A revision hip replacement procedure takes anywhere between one to two hours to complete and occurs in the following order:

  • Entering the Joint - Depending on the approach and the physician, an incision is made near the front, side, or back of the hip (the incision made during the first hip replacement is often used) and the muscles, tendons, and other tissues are moved away from the joint to expose the femoral head (ball) and acetabulum (socket). The hip is then positioned to expose or open up the joint.
  • Removal of Old Implants - During this step, the old femoral and acetabular components that are loose or worn from their original attachment are carefully removed to avoid loss of underlying supportive bone. The respective surfaces are cleaned out in preparation for the new replacement implants.

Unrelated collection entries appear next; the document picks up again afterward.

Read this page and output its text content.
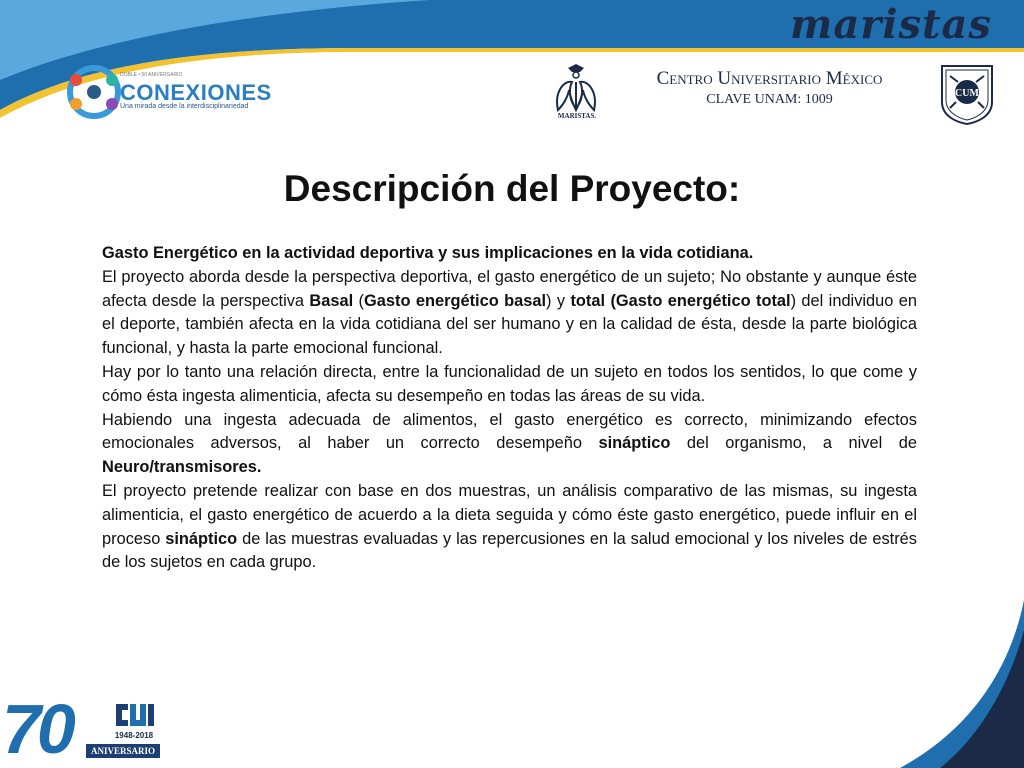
maristas
DOBLE • 50 ANIVERSARIO
CONEXIONES
Una mirada desde la interdisciplinariedad
MARISTAS.
Centro Universitario México
CLAVE UNAM: 1009	CUM
Descripción del Proyecto:

Gasto Energético en la actividad deportiva y sus implicaciones en la vida cotidiana.

El proyecto aborda desde la perspectiva deportiva, el gasto energético de un sujeto; No obstante y aunque éste afecta desde la perspectiva Basal (Gasto energético basal) y total (Gasto energético total) del individuo en el deporte, también afecta en la vida cotidiana del ser humano y en la calidad de ésta, desde la parte biológica funcional, y hasta la parte emocional funcional.

Hay por lo tanto una relación directa, entre la funcionalidad de un sujeto en todos los sentidos, lo que come y cómo ésta ingesta alimenticia, afecta su desempeño en todas las áreas de su vida.

Habiendo una ingesta adecuada de alimentos, el gasto energético es correcto, minimizando efectos emocionales adversos, al haber un correcto desempeño sináptico del organismo, a nivel de Neuro/transmisores.

El proyecto pretende realizar con base en dos muestras, un análisis comparativo de las mismas, su ingesta alimenticia, el gasto energético de acuerdo a la dieta seguida y cómo éste gasto energético, puede influir en el proceso sináptico de las muestras evaluadas y las repercusiones en la salud emocional y los niveles de estrés de los sujetos en cada grupo.

70	1948-2018
ANIVERSARIO
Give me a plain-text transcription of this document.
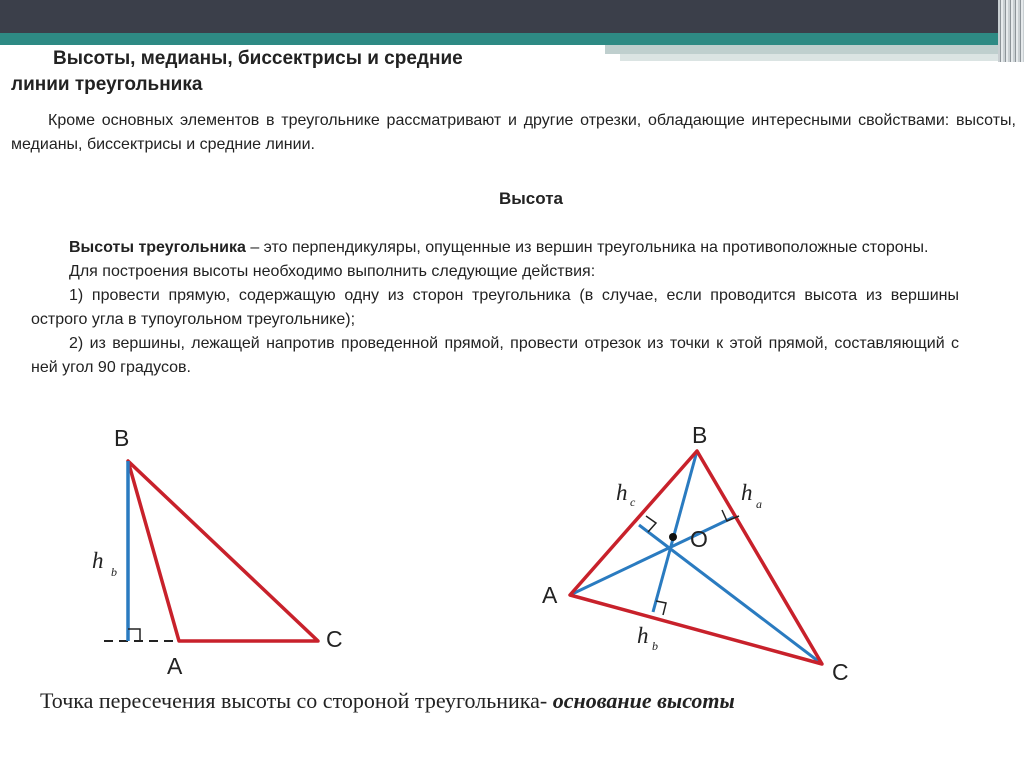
Высоты, медианы, биссектрисы и средние
линии треугольника
Кроме основных элементов в треугольнике рассматривают и другие отрезки, обладающие интересными свойствами: высоты, медианы, биссектрисы и средние линии.
Высота

Высоты треугольника – это перпендикуляры, опущенные из вершин треугольника на противоположные стороны.

Для построения высоты необходимо выполнить следующие действия:

1) провести прямую, содержащую одну из сторон треугольника (в случае, если проводится высота из вершины острого угла в тупоугольном треугольнике);

2) из вершины, лежащей напротив проведенной прямой, провести отрезок из точки к этой прямой, составляющий с ней угол 90 градусов.

B
A
C
h b
B
A
C
O
h c	h a
h b
Точка пересечения высоты со стороной треугольника- основание высоты
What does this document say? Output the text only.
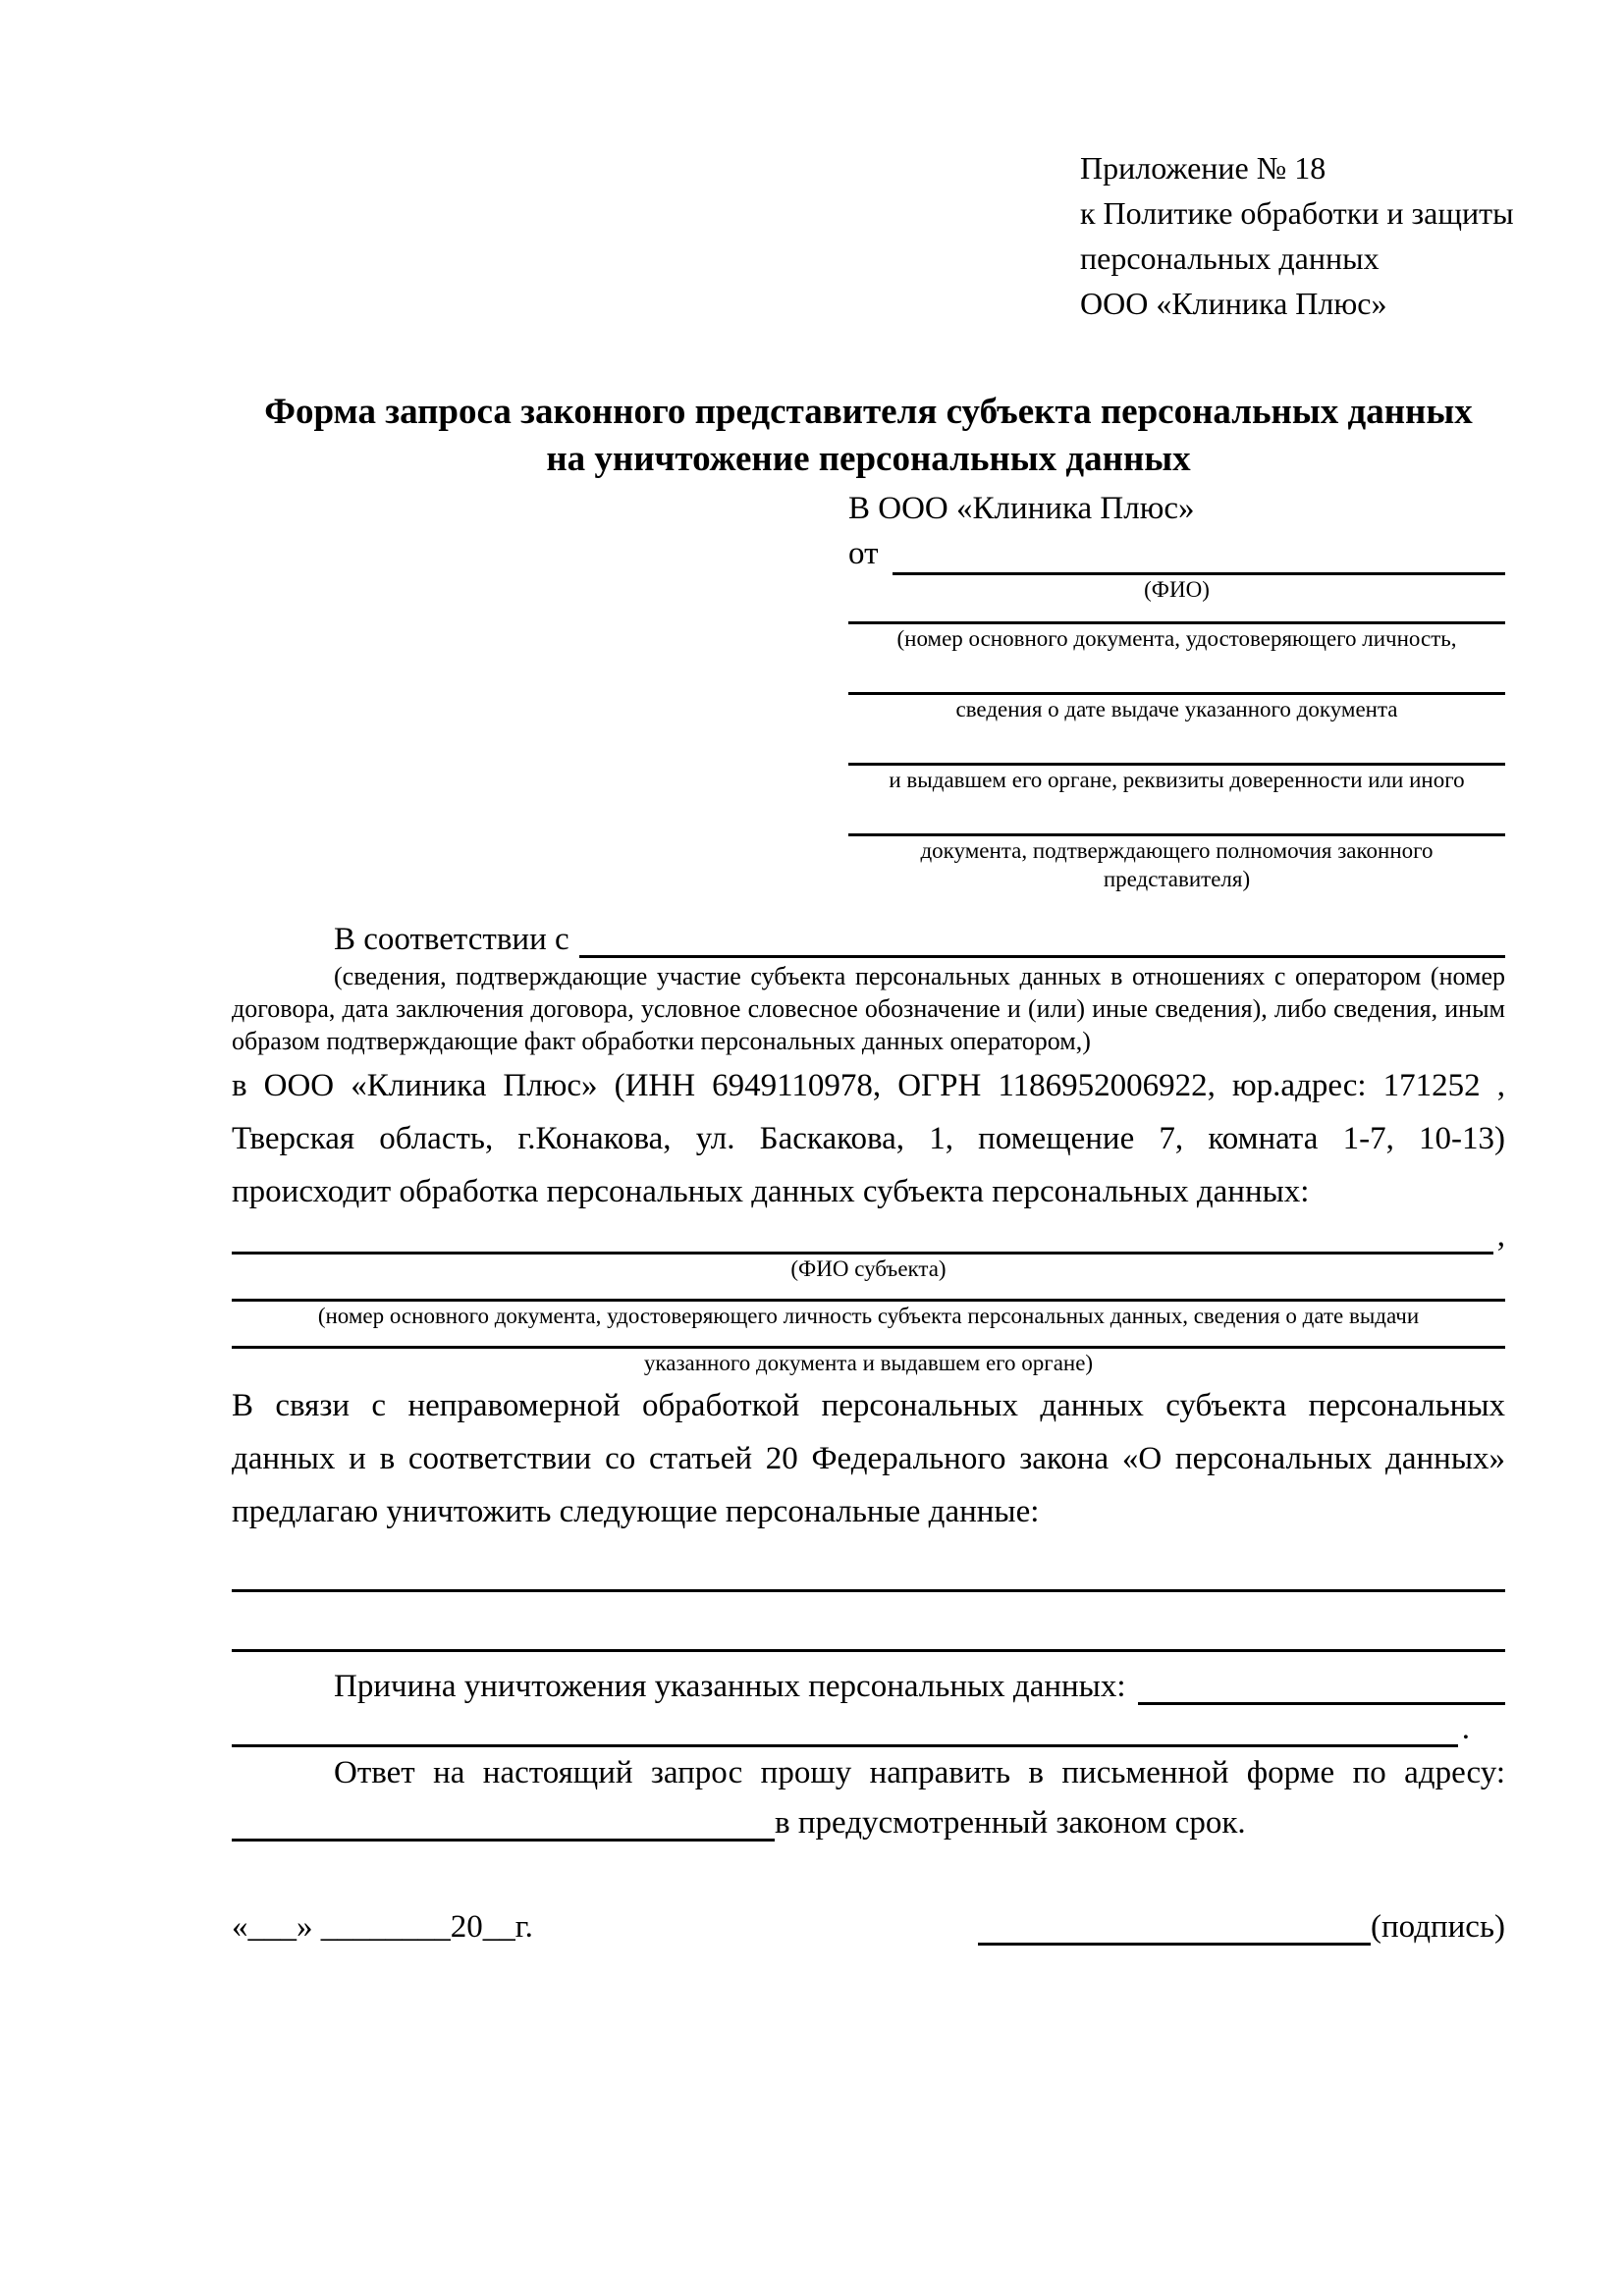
Приложение № 18
к Политике обработки и защиты
персональных данных
ООО «Клиника Плюс»
Форма запроса законного представителя субъекта персональных данных
на уничтожение персональных данных
В ООО «Клиника Плюс»
от
(ФИО)
(номер основного документа, удостоверяющего личность,
сведения о дате выдаче указанного документа
и выдавшем его органе, реквизиты доверенности или иного
документа, подтверждающего полномочия законного представителя)
В соответствии с

(сведения, подтверждающие участие субъекта персональных данных в отношениях с оператором (номер договора, дата заключения договора, условное словесное обозначение и (или) иные сведения), либо сведения, иным образом подтверждающие факт обработки персональных данных оператором,)

в ООО «Клиника Плюс» (ИНН 6949110978, ОГРН 1186952006922, юр.адрес: 171252 , Тверская область, г.Конакова, ул. Баскакова, 1, помещение 7, комната 1-7, 10-13) происходит обработка персональных данных субъекта персональных данных:

,
(ФИО субъекта)
(номер основного документа, удостоверяющего личность субъекта персональных данных, сведения о дате выдачи
указанного документа и выдавшем его органе)

В связи с неправомерной обработкой персональных данных субъекта персональных данных и в соответствии со статьей 20 Федерального закона «О персональных данных» предлагаю уничтожить следующие персональные данные:

Причина уничтожения указанных персональных данных:
.

Ответ на настоящий запрос прошу направить в письменной форме по адресу:

в предусмотренный законом срок.
«___» ________20__г.	(подпись)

  • Femora Canal Preparation - Any cement used to enforce the previous femoral stem is cleaned out from the hollowed-out femur. A new acetabular metal shell component is carefully fit into the space along with a plastic liner to surround the prosthetic femoral head to allow or a smooth gliding surface.
  • Femoral Placement - The new femoral stem may be secured with the use of cement or be "press-fit" into the hollow center of the femur. A carefully fitted metal or ceramic ball is then secured to the top of the femoral stem.
  • Rejoining the Hip Joint - The hip joint is then rejoined and all the surrounding muscle and tissues are repaired back to position and the procedure is completed.


Recovery after a revision hip replacement will depend heavily on how well the individual follows home care and precautions after the surgery. After a revision hip replacement surgery, there will be some pain, but the medical team will provide the proper medication to make the patient as comfortable as possible. Walking and hip movement will being soon after the surgery where a physical therapist will provide instructions on the specific exercises to strengthen the leg and restore hip movement to allow for walking and other activities post operatively. Major part of the recovery process will occur at home where proper care must be taken in terms of wound care, diet, and activity as prescribed by the physician and physical therapist. Patients who have undergone revision hip replacement surgery generally resume normal activities three to six weeks post operatively. The biggest risk to hip revision surgery is a higher rate of dislocation, and infection compared to a primary total hip replacement. This has been published in all series of hip revisions compared to primary total hip surgery. Each patient is unique, so the recovery period will vary depending on the level of activity the individual hopes to return to; this should be discussed with the physician as well as the physical therapist. Relative to the original procedure, some patients may experience restricted motion and activities following a revision hip replacement.